Singapour s'apprête à accueillir des véhicules autonomes de transport à la demande, les sociétés chinoises Pony AI Inc. et WeRide Inc. s'associant à des entreprises locales pour lancer des services de robotaxis dans la cité-État.
WeRide a annoncé qu'elle collaborera avec Grab Holdings Ltd de Singapour pour proposer des trajets autonomes aux utilisateurs empruntant deux itinéraires autorisés dans le quartier de Punggol.
Pony AI a annoncé un partenariat avec ComfortDelGro. Les deux entreprises prévoient de lancer leur service dans les prochains mois. Cette initiative positionne Singapour comme une plaque tournante majeure du transport autonome en Asie du Sud-Est.
L'Autorité des transports terrestres de Singapour a annoncé que son itinéraire couvrira 12 kilomètres à Punggol. WeRide et Grab exploiteront des véhicules sur des parcours de 10 et 12 km, correspondant aux itinéraires approuvés par le gouvernement pour les essais.
Singapour se positionne comme une plaque tournante du déploiement des robotaxis
Ces annonces font suite à une mise à jour du ministère des Transports de Singapour datant de juin.

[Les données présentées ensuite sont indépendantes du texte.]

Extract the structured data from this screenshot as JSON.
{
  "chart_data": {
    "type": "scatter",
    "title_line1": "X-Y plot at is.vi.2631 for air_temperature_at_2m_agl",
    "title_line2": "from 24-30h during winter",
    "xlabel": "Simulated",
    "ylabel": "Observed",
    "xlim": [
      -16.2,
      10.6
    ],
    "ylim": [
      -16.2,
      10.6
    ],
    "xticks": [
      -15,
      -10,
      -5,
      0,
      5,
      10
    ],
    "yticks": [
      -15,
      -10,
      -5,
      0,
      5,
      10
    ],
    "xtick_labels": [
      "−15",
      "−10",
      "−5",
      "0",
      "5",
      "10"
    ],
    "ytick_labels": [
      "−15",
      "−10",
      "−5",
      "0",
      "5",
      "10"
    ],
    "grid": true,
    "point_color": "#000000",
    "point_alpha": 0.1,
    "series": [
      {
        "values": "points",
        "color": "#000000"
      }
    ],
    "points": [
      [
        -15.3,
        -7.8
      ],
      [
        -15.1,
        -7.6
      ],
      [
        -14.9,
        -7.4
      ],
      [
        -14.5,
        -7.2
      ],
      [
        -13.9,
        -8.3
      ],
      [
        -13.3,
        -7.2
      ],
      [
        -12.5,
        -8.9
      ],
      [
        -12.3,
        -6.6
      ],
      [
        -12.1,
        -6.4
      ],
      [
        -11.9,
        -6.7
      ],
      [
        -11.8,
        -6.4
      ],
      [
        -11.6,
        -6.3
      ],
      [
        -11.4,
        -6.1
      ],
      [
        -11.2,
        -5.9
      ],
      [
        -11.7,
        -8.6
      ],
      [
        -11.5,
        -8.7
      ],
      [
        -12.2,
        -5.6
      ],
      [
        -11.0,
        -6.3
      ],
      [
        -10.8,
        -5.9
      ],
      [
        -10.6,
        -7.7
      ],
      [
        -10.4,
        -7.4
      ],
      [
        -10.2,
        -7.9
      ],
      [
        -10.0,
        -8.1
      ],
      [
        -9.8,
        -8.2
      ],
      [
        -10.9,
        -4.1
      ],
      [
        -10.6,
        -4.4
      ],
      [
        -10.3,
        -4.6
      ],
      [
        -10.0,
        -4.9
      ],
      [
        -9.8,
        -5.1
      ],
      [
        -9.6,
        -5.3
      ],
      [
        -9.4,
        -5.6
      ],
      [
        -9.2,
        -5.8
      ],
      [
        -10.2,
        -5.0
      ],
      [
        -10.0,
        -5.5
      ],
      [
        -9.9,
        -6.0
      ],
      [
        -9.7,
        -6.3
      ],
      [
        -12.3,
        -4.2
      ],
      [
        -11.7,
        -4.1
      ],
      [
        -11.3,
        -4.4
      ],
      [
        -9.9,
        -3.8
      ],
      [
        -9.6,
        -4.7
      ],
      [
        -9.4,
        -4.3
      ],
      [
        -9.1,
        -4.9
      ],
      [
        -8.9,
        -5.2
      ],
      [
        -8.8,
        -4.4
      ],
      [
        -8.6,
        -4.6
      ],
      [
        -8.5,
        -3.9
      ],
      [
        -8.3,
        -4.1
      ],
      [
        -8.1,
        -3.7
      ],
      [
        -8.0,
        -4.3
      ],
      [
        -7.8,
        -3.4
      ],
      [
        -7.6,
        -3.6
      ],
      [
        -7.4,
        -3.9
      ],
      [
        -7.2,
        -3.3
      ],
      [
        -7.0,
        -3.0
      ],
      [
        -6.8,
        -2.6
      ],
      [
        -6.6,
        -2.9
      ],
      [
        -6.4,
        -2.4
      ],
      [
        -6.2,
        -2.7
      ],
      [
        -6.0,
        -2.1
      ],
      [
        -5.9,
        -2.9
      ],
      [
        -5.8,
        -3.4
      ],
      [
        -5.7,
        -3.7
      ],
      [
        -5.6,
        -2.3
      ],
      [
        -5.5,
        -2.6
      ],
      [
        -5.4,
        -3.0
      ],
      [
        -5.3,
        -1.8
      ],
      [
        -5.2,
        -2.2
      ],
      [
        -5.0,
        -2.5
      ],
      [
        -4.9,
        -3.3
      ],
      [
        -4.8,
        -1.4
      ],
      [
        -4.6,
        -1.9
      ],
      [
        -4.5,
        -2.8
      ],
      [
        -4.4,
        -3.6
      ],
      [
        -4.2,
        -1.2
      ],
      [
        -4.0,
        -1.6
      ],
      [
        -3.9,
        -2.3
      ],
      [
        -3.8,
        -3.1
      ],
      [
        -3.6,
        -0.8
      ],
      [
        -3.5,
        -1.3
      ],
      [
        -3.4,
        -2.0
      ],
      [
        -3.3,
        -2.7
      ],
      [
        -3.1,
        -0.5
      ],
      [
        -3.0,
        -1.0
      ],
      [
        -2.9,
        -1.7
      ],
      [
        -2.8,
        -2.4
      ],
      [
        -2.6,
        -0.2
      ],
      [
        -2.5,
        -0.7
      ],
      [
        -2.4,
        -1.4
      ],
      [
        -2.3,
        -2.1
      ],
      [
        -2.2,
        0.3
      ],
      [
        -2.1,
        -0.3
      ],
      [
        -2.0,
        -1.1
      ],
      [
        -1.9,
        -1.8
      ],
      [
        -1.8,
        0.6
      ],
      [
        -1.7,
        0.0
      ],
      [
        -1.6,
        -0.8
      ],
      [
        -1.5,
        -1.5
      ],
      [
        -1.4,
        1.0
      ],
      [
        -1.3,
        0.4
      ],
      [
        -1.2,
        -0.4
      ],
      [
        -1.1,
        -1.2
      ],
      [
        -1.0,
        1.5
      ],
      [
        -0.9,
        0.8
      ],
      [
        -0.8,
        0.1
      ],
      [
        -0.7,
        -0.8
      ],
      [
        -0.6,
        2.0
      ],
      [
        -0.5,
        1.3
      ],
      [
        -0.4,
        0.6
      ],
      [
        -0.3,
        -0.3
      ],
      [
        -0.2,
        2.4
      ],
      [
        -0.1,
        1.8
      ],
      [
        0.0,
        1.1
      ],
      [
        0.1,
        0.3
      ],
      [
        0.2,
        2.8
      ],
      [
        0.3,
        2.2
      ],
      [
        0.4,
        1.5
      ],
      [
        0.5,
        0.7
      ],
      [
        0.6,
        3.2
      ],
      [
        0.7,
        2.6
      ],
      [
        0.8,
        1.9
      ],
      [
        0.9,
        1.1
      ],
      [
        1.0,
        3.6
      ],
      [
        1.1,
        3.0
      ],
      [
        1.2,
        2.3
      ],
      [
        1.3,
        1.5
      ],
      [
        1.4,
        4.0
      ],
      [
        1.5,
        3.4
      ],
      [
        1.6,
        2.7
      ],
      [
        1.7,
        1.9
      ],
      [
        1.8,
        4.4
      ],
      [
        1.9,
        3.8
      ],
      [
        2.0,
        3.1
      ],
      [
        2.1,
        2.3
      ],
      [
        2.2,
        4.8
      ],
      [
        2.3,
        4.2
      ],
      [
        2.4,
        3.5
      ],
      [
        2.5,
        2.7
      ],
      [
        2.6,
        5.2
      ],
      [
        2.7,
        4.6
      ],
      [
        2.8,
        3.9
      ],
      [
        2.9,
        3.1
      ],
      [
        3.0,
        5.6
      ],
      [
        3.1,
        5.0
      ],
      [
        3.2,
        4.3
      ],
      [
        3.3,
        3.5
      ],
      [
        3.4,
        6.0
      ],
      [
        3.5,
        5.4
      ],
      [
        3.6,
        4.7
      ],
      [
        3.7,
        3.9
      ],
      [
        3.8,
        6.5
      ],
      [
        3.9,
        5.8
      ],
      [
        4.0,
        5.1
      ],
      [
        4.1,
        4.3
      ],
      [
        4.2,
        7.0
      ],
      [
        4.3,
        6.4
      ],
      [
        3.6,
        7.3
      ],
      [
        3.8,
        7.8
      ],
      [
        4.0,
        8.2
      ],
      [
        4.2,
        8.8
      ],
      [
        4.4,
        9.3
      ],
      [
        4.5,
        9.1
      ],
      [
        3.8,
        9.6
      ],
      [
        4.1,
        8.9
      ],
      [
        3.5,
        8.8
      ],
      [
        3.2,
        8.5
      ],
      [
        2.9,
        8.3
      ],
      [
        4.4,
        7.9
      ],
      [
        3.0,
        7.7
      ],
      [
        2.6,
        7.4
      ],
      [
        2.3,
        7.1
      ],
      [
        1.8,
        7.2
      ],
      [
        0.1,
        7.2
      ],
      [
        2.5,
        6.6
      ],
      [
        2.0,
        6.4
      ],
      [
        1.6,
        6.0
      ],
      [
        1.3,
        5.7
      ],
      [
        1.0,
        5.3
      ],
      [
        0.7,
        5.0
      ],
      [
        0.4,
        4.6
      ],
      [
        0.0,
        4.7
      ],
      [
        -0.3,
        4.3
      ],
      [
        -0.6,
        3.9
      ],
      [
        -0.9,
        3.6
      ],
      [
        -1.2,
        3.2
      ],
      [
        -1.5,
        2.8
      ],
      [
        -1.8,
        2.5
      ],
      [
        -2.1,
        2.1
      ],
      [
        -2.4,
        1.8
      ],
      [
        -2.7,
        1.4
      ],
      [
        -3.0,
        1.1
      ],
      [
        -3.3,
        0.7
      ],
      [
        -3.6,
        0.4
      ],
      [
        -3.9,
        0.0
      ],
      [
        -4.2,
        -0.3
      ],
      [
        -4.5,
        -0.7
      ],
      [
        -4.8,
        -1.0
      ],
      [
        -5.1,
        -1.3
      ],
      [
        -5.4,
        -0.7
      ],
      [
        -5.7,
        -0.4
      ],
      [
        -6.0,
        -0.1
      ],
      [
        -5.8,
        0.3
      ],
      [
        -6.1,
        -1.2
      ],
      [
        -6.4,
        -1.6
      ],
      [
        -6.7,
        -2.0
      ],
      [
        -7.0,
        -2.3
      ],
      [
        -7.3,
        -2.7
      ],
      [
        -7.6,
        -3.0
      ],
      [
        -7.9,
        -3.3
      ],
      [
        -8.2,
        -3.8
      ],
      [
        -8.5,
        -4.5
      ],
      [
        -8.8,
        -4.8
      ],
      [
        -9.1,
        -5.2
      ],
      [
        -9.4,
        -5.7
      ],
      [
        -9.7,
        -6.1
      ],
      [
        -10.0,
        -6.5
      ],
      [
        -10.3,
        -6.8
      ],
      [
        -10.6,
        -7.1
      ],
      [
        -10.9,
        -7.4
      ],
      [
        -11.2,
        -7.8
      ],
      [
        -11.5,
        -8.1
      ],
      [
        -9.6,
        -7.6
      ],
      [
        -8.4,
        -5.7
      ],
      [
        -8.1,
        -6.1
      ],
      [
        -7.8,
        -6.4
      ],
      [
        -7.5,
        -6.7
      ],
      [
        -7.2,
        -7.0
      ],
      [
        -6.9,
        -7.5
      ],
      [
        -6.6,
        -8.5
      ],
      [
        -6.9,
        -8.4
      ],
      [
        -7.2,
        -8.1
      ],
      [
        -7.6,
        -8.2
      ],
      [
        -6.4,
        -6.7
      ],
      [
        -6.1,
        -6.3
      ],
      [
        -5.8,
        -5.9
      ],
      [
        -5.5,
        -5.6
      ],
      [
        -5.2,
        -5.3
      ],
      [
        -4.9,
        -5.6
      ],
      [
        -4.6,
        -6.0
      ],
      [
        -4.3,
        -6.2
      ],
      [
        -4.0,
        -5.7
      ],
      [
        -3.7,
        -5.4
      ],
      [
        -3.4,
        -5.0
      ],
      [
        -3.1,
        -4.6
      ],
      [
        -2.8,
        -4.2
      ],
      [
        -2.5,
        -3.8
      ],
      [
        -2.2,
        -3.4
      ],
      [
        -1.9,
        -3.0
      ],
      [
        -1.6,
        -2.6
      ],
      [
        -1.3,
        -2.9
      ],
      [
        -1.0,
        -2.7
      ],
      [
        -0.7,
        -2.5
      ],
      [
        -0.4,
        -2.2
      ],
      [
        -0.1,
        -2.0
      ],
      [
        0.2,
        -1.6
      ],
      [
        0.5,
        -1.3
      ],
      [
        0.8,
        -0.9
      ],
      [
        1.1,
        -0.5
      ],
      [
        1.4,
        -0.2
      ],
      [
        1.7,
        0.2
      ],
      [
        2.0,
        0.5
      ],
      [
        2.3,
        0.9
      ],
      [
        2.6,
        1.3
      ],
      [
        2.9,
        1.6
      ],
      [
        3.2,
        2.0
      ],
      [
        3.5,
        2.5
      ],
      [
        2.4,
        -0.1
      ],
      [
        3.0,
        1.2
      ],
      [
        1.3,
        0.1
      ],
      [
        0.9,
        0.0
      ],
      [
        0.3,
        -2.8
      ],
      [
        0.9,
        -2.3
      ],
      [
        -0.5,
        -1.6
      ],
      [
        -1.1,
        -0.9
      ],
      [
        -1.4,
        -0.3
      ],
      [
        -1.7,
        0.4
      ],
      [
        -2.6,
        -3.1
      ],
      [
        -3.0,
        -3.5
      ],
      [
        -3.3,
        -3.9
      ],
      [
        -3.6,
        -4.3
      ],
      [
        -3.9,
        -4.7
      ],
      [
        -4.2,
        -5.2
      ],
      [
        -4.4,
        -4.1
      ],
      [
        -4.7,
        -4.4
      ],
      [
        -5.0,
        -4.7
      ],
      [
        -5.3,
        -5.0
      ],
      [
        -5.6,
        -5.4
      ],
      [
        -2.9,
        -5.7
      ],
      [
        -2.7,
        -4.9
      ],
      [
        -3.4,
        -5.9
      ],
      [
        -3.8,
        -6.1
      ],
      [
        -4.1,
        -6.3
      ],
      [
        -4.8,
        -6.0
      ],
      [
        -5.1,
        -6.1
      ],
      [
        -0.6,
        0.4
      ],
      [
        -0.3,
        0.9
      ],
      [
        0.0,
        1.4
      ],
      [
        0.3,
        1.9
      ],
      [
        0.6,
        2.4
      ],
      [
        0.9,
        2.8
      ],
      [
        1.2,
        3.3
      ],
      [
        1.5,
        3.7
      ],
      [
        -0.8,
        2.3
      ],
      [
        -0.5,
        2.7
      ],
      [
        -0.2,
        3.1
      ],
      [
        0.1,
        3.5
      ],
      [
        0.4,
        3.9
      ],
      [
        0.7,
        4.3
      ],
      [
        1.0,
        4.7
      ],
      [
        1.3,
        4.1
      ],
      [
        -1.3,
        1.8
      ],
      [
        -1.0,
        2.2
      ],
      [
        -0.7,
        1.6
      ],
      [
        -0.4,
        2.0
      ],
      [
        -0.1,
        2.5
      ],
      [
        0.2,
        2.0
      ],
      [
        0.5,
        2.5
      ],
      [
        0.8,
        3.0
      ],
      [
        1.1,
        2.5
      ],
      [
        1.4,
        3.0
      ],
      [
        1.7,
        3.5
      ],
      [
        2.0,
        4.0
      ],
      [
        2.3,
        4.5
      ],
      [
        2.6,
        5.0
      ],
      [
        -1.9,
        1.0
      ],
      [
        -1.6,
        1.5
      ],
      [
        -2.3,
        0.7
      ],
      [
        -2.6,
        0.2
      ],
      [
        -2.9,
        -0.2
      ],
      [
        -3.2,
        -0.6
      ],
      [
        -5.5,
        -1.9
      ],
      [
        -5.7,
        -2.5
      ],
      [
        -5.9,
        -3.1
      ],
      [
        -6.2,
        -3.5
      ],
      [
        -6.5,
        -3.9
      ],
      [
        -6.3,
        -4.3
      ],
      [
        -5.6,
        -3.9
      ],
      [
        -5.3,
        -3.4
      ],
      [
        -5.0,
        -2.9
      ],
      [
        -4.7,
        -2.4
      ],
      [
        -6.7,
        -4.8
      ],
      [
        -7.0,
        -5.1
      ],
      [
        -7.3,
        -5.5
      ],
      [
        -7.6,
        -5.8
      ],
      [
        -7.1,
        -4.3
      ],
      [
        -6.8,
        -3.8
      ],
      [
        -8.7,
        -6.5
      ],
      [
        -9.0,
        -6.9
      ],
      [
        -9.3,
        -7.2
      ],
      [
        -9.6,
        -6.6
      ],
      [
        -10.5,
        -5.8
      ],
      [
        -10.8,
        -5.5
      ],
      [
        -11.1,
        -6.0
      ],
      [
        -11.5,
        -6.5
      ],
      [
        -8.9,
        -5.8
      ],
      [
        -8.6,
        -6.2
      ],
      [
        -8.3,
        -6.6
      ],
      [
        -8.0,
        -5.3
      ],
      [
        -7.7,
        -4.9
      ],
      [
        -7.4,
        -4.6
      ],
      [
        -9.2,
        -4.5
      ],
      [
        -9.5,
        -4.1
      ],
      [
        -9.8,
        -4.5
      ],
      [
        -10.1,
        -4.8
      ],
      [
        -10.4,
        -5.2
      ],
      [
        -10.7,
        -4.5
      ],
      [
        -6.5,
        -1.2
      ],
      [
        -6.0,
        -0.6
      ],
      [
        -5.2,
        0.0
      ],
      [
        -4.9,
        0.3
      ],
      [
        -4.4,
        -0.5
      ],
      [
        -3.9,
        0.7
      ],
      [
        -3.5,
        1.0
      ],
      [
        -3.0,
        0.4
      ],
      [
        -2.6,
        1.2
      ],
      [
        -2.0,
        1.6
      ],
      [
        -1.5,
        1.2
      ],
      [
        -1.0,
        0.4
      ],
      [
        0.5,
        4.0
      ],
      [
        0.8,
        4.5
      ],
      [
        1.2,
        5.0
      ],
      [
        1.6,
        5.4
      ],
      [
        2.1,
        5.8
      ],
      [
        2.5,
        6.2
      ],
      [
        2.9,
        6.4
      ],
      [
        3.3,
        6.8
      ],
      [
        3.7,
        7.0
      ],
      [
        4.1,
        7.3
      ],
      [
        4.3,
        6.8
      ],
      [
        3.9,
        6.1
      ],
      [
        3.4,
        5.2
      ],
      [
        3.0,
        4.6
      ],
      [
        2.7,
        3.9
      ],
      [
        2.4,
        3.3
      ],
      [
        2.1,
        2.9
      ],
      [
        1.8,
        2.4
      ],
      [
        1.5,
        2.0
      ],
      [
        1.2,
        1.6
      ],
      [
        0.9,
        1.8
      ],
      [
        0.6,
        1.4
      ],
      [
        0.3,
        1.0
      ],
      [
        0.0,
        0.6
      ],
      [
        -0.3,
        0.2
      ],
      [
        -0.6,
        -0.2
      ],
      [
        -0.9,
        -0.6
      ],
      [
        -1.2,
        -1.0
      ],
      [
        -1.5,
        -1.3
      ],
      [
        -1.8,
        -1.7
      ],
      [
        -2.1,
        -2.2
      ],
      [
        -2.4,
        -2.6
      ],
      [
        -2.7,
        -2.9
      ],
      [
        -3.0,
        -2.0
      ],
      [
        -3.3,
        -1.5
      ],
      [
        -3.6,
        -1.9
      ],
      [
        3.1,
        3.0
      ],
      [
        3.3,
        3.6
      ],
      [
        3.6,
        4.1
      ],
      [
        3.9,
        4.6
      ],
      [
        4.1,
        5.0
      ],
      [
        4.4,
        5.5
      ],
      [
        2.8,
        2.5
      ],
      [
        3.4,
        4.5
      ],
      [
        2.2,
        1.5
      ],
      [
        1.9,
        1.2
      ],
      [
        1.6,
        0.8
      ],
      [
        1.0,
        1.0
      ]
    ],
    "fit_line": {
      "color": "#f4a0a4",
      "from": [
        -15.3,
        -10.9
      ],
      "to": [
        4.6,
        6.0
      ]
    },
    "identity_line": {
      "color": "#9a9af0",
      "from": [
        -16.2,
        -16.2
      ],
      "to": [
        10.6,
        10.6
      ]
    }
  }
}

Cette mise à jour indiquait que le gouvernement envisageait de déployer des véhicules autonomes dans les ensembles de logements sociaux d'ici la fin de l'année et d'intégrer cette technologie au sein du réseau national de transports publics.
Les entreprises chinoises de conduite autonome étendent également leur présence à l'international. Pony AI et WeRide, cotées aux États-Unis, ainsi qu'Apollo Go de Baidu, déploient leurs efforts en Europe, en Asie du Sud-Est et au Moyen-Orient. Selon un précédent article de Bloomberg, Baidu Inc. s'apprête à lancer Apollo Go en Malaisie et à Singapour dès cette année.
Le pilote du robotaxi Tesla fait l'objet d'un examen minutieux après trois accidents à Austin
Aux États-Unis, les premières données de Tesla concernant son projet pilote de véhicules autonomes suscitent l'attention. Un rapport d'accident déposé auprès des autorités fédérales fait état de trois collisions liées au programme de robotaxis de Tesla, seulement dix jours après le lancement du projet pilote à Austin, au Texas. Tesla a omis de divulguer une grande partie des données détaillées dans ce rapport, invoquant le secret commercial.
La flotte, composée d'une douzaine de voitures environ, avait parcouru jusqu'à 7 000 miles au total, selon les chiffres cités dans le document. Le nombre exact de kilomètres parcourus par les voitures lors de la conférence téléphonique sur les résultats de Tesla, le 23 juillet, reste incertain. Les dirigeants ont indiqué que les véhicules avaient parcouru 7 000 miles, ce qui pourrait correspondre aux 30 premiers jours ou seulement aux kilomètres enregistrés entre le 22 et le 30 juin.
Les véhicules Tesla à Austin ne sont pas entièrement autonomes et nécessitent la présence d'un conducteur formé à bord. L'entreprise le désigne comme un « superviseur de sécurité ». À l'instar d'un moniteur d'auto-école, cette personne dispose d'un bouton d'arrêt d'urgence, peut accéder au volant et est le conducteur légalement responsable, prêt à reprendre le contrôle en cas de dysfonctionnement du système. Un programme intégrant un conducteur de sécurité humain devrait généralement enregistrer moins d'accidents.
Tesla affirme que son système Autopilot, utilisé principalement sur autoroute avec supervision humaine, n'a déclenché les airbags qu'environ une fois tous les 8 millions de kilomètres. L'entreprise assure également que le système est « 10 fois plus performant ».